RiboKastIndex

Makes k-mer indexes from ribo-seq data

Introduction

RiboKastIndex is a bioinformatics workflow designed for processing Ribo-seq data.
The RiboKastIndex pipeline automates key steps ensuring a streamlined and reproducible approach for ribosome profiling. This pipeline processes data from raw sequencing reads to ribosome profiling outputs and k-mer analyses. Once phased ribo-seq k-mers are generated, they are organized into a phased k-mer matrix, where rows represent k-mers and columns correspond to input datasets. Using KaMRaT, the pipeline constructs the comprehensive k-mer index (RSindex) and generates a contig count matrix (contigs are merged k-mers). These outputs enable further analyses, such as determining which sequences from a list are actively translated. You can query RNA sequences in the RS index to assess their translation status.

Additional Information on RS_Framed_kmers:

Framed reads are those where, for example, more than 50% of the reads with a specific length map to the same frame of the CDS (coding sequence), indicating a P-site that aligns codons to P0 of the CDS. To determine the translated frame among the three possible frames, if more than 50% of the reads translate in frame 1, the reads with that specific length are considered phased.

From the phased reads, the pipeline extracts phased k-mers, which are aligned to the same translation frame. Once these phased ribo-seq k-mers are generated, they are organized into a phased k-mer matrix, where rows represent k-mers and columns correspond to the input datasets. Using KaMRaT, the pipeline builds a comprehensive k-mer index and generates a contig count matrix (with contigs being merged k-mers), facilitating downstream analysis.

Requirements and Setup

Before running the RiboKastIndex pipeline, ensure that the following prerequisites are met, including setting up the required Ribodoc Conda environment, KaMRaT for k-mer analysis, and joinCounts for merging k-mer counts.

1. Set Up and Activate Conda Environment

The pipeline relies on a Conda environment defined in the RiboKastIndex.yaml file. Follow the steps below to set up and activate the environment.

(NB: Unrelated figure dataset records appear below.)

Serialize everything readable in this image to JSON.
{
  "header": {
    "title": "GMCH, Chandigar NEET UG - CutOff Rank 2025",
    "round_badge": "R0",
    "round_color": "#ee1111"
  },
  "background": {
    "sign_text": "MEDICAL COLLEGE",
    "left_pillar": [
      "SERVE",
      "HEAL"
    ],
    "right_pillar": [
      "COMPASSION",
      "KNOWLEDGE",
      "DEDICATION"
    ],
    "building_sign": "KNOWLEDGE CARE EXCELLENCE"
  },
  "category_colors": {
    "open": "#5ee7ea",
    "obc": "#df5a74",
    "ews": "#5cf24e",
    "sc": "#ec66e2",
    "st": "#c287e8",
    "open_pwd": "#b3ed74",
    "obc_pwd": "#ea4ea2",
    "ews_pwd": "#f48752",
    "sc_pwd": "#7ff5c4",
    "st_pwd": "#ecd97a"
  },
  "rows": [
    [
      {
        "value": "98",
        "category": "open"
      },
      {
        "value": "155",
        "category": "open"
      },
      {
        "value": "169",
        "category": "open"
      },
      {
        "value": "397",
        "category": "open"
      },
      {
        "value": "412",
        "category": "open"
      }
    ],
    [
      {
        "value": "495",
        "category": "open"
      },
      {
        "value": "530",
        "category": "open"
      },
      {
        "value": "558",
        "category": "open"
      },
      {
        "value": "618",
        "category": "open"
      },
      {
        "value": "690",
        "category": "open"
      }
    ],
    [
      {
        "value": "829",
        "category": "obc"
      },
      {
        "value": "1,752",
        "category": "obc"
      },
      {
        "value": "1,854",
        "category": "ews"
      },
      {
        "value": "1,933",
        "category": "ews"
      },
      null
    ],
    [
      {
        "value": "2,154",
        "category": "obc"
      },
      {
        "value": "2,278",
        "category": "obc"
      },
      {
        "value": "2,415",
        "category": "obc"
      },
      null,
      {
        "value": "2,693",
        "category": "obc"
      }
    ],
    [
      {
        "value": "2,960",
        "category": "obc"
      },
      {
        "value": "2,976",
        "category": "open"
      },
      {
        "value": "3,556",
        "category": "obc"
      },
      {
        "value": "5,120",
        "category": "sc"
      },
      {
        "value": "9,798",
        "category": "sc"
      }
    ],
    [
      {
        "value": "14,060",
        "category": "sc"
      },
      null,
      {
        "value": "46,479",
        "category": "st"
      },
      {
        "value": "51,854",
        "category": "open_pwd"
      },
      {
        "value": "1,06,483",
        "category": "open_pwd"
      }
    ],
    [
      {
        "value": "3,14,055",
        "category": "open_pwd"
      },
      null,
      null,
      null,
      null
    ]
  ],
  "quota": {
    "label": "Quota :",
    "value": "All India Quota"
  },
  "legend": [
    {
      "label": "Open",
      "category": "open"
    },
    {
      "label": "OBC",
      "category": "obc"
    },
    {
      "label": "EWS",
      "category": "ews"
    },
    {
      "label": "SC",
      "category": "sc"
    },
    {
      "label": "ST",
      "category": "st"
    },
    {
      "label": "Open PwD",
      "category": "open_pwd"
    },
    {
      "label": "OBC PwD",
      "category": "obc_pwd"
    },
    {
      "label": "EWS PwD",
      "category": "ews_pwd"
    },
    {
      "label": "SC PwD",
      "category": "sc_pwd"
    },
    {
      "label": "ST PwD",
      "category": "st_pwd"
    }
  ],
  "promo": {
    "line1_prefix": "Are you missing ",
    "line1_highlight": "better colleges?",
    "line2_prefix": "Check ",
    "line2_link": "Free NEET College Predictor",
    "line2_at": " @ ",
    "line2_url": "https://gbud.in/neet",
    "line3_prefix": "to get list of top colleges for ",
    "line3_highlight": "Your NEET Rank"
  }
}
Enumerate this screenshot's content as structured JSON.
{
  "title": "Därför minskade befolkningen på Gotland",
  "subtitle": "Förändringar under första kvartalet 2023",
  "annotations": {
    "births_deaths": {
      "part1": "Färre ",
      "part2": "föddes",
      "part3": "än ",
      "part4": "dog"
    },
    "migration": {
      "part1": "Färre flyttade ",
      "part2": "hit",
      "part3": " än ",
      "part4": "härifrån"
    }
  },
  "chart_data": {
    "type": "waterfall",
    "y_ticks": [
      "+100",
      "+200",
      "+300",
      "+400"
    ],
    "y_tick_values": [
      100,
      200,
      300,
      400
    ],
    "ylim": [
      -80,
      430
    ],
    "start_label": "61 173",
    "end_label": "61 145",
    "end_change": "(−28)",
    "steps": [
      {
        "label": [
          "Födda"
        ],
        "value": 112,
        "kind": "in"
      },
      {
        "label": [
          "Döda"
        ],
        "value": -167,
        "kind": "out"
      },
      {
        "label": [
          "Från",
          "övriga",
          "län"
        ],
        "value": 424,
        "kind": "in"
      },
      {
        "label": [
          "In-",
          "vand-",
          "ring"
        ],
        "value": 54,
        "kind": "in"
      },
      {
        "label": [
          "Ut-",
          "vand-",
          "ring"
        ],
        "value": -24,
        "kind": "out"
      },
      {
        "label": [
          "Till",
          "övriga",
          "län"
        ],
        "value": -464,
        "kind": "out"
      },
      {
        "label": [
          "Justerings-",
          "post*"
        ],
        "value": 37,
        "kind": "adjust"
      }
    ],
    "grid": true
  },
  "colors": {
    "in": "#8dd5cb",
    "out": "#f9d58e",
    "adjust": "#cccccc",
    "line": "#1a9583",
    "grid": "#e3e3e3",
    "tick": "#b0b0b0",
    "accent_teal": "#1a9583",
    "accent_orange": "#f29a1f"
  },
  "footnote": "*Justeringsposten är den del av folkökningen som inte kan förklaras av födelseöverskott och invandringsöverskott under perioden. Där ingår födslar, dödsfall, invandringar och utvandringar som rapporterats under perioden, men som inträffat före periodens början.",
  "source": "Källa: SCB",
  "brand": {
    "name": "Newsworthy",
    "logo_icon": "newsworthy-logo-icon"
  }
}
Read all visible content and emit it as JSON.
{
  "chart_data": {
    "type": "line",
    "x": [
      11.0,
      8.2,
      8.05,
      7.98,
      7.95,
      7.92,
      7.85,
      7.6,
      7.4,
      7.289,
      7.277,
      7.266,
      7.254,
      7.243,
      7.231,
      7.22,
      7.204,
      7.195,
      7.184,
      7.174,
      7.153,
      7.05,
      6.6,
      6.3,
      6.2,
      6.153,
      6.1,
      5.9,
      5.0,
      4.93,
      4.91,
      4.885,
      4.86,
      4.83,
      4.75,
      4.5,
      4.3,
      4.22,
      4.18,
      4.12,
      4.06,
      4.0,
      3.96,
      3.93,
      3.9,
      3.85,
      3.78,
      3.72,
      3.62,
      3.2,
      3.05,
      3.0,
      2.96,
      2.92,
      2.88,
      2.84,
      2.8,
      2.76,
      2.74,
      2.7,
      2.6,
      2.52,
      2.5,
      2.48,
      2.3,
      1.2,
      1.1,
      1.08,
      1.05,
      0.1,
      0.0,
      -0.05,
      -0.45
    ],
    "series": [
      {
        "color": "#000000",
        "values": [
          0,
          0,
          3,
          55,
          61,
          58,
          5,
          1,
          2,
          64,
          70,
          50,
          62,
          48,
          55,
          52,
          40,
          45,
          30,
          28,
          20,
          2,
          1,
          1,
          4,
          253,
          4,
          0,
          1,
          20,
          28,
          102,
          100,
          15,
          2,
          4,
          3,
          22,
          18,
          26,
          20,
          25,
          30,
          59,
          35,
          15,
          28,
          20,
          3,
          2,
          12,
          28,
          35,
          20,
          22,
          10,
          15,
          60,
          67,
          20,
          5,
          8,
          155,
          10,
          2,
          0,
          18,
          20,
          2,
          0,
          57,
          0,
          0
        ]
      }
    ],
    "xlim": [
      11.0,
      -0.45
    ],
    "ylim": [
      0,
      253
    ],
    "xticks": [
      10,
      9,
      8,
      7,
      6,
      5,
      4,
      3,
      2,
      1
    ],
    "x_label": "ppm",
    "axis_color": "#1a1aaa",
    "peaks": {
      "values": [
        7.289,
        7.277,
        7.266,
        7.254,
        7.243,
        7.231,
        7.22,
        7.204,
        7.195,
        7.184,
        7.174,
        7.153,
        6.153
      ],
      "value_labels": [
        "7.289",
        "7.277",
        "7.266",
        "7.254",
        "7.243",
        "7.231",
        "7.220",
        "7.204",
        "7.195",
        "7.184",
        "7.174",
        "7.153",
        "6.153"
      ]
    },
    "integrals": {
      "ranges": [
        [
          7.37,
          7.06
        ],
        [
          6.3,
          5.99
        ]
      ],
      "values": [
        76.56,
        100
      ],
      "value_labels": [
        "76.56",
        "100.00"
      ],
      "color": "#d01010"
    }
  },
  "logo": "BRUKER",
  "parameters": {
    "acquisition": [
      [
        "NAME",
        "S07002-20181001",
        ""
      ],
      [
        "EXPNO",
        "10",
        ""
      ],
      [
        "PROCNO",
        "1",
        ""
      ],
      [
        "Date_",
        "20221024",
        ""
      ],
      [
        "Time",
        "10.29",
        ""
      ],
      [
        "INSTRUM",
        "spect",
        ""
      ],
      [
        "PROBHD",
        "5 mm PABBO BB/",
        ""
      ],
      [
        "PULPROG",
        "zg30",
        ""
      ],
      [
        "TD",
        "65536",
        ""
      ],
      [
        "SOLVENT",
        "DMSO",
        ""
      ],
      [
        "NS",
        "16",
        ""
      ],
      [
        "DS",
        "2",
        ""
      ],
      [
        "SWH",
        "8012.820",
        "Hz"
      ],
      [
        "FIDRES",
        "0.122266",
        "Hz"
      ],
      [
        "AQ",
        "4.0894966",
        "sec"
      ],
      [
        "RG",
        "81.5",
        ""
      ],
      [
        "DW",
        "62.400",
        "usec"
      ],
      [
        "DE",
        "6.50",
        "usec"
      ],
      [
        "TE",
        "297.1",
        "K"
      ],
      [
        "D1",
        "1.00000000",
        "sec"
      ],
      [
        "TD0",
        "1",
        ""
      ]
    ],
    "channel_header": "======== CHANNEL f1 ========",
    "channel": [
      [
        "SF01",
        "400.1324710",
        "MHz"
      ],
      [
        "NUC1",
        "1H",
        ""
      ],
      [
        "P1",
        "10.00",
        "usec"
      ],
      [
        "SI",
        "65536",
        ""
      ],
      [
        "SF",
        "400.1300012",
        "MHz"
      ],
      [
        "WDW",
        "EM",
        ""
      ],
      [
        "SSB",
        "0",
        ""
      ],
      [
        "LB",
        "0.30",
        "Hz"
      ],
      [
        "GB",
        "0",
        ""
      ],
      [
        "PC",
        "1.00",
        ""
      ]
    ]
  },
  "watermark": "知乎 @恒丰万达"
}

Step 1: Create the Conda Environment

If the environment is not already created, follow these steps to create it:

Install Miniconda or Conda if it's not already installed:
- Miniconda Installation Guide

Create the environment from the RiboKastIndex.yaml file:

conda env create -f /path/to/RS_Framed_kmers/RiboKastIndex.yaml

List your environments: After creating the environment, run the following to get the path of the created environment:
```
conda info --envs
```
Activate the environment: Using the path or the environment name from the previous command, activate your environment:
```
source /home/yourusername/miniconda3/bin/activate your_environment_name
```

2. Install and Configure KaMRaT

The pipeline uses KaMRaT for k-mer analysis. Follow these steps to download and configure the KaMRaT Singularity image:

Download the KaMRaT Singularity image (.sif) from the official GitHub repository:
- KaMRaT GitHub

Use the following command to download the image:

singularity pull KaMRaT.sif docker://transipedia/kamrat:latest

Configure the path to the downloaded image in the config.yaml file under the kamratImg key:
```
kamratImg: "/path/to/KaMRaT.sif"
```
Replace /path/to/KaMRaT.sif with the actual path where the Singularity image is located.

3. Install and Configure joinCounts

joinCounts is used for merging k-mer counts. You can find it on GitHub at the following link:

joinCounts GitHub

Clone and install joinCounts:

git clone https://github.com/Transipedia/dekupl-joinCounts.git
cd dekupl-joinCounts
make

Set the path to joinCounts in the config.yaml file:
```
pathJoinCounts: "$PATH:/path/to/dekupl-joinCounts"
```
Replace /path/to/dekupl-joinCounts with the actual path to the joinCounts executable.

Results Directory Structure

The results generated by the RS_Framed_kmers pipeline are organized into several key directories:

BAM_transcriptome.25-35/: Contains BAM and BAM index files of aligned reads to the transcriptome.
adapter_lists/: Stores adapter sequences detected or used for trimming.
annex_database/: Contains reference indices (Bowtie2 and Hisat2), GFF files, and other annotations used for the analysis.
cutadapt/: Trimmed FastQ files for each sample after adapter removal.
fastqc/: FastQC quality reports before and after trimming.
kmerCount/: Results of k-mer counting, including individual k-mer counts for each sample, final merged k-mer result (merged-res.tsv) and the kmers index.
no-outRNA/: FastQ files with rRNA reads removed.
riboWaltz.25-35/: Results from riboWaltz analysis, including P-site offset data, periodicity plots, and frame-shift analysis.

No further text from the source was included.